DS: What advice would you give a fledging curator?

CC: I think anyone who has already made a commitment to learning the craft of curating knows this but for what it’s worth, I’d suggest the following: Curate the things that you actively want to explore and express – whether that is overarching themes and behaviours that you want to dig deeper into or creating a vantage point onto your generation of practitioners.

Curating is so much about who you want to communicate with and creating a thoughtful invitation to whoever they are. I’ve enjoyed curating projects that are for very specific audiences and they tend to be much younger than me – I think I will always be grateful to the curators (who I didn’t know existed at the time) whose exhibitions I saw when I was just entering adulthood and they validated me and my passion for culture. I also really appreciate the training that the V&A gave me to think about your audience as everyone who was passing through the museum on a given day.

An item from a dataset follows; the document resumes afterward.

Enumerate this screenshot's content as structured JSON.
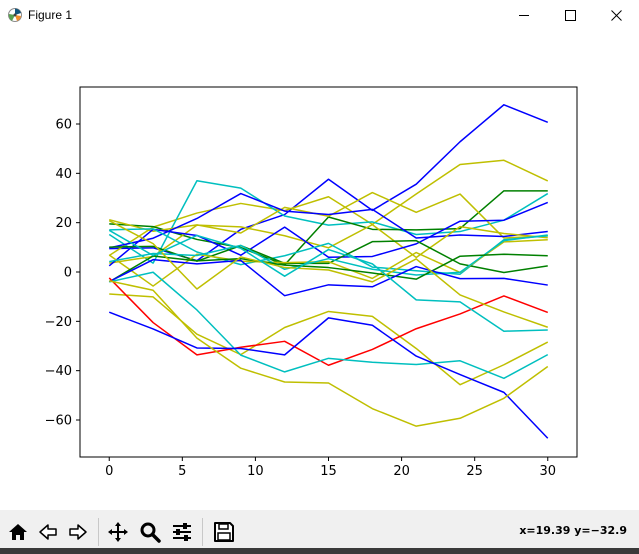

When I was an intern at the V&A, I earned money working in a hotel restaurant and planning out the minor details of wedding receptions. I think I learnt as much about how to make an environment inviting and how to observe people from the hotel as I did from the V&A! Be confident that any fear you might have of losing sight of your own authorship in collaborative curatorial situations is unfounded. Whether you are the curator within a project relying on a range of skills or working with other curators, if you share an aim, something amazing and substantial will happen.